Yeah, the documentation might be a bit misleading, as size_average
is mentioned, while this argument is deprecated and reduction should be used instead.
There are basically the three reduction types, i.e. 'none'
, 'sum'
, and 'mean'
.
ignore_index
will be applied as:
-
reduction='none'
: the loss will not be reduced, so you will get a loss tensor in the shape[batch_size]
. The entries, wheretarget==ignore_index
, will have a zero loss. -
reduction='mean'
: the reduced loss will be the average of all entries, wheretarget!=ignore_index
. -
reduction='sum'
: the reduced loss will be the sum of the “raw loss”. Since the samples with ignored targets will get a zero loss, the sum should not change, if you filter them out or just sum over all values.
Here is a small code snippet to demonstrate my understanding:
# Setup
output = torch.randn(10, 10, requires_grad=True)
target = torch.arange(10)
# sanity check for plain loss without ignore_index
loss_raw = F.cross_entropy(output, target, reduction='none')
loss_mean = F.cross_entropy(output, target, reduction='mean')
print(loss_raw.mean() == loss_mean)
loss_sum = F.cross_entropy(output, target, reduction='sum')
print(loss_raw.sum() == loss_sum)
# Case 2: ignore_index=0, reduction='mean'
loss_raw_ignore = F.cross_entropy(
output, target, reduction='none', ignore_index=0)
loss_mean_ignore = F.cross_entropy(
output, target, reduction='mean', ignore_index=0)

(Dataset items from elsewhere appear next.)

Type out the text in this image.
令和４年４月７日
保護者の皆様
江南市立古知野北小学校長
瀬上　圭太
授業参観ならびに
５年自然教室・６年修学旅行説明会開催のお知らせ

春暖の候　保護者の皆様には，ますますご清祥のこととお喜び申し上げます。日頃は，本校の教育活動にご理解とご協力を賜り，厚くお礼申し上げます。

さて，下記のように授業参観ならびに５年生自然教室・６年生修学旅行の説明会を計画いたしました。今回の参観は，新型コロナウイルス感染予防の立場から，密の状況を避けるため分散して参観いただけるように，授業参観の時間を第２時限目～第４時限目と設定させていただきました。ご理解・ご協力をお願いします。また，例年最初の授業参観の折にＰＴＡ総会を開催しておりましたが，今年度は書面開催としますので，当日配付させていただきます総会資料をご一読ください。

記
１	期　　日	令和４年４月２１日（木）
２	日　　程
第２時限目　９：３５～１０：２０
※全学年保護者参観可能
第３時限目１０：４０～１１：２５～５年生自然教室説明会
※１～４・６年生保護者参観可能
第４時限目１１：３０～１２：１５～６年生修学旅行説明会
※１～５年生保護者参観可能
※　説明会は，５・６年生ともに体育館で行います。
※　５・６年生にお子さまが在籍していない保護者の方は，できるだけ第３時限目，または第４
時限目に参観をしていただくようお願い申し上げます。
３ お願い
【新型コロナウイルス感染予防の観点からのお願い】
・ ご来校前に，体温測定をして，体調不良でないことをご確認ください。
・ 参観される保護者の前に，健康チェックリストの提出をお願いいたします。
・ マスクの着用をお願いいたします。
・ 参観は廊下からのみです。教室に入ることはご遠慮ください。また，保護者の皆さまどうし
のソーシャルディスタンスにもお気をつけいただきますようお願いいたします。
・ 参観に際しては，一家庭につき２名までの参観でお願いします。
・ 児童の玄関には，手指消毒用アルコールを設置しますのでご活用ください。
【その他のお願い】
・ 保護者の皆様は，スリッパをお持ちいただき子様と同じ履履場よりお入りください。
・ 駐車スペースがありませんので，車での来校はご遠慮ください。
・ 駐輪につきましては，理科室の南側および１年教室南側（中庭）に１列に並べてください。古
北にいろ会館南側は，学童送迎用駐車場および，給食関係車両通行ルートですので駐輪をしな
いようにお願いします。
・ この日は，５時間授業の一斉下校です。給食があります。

print(loss_mean_ignore == loss_raw_ignore[loss_raw_ignore!=0].mean())
# Check gradients
output.grad = None
loss_mean_ignore.backward()
g0 = output.grad.clone()
output.grad = None
loss_raw_ignore[loss_raw_ignore!=0].mean().backward(retain_graph=True)
g1 = output.grad.clone()
print((g0 == g1).all())
# Case 3: ignore_index=0, reduction='sum'
loss_sum_ignore = F.cross_entropy(
output, target, reduction='sum', ignore_index=0)
print(loss_sum_ignore == loss_raw_ignore.sum())
# Check gradients
output.grad = None
loss_sum_ignore.backward()
g0 = output.grad.clone()
output.grad = None
loss_raw_ignore.sum().backward(retain_graph=True)
g1 = output.grad.clone()
output.grad = None
loss_raw_ignore[loss_raw_ignore!=0].sum().backward()
g2 = output.grad.clone()
print((g0 == g1).all() and (g0 == g2).all())
Let me know, if I’m missing something.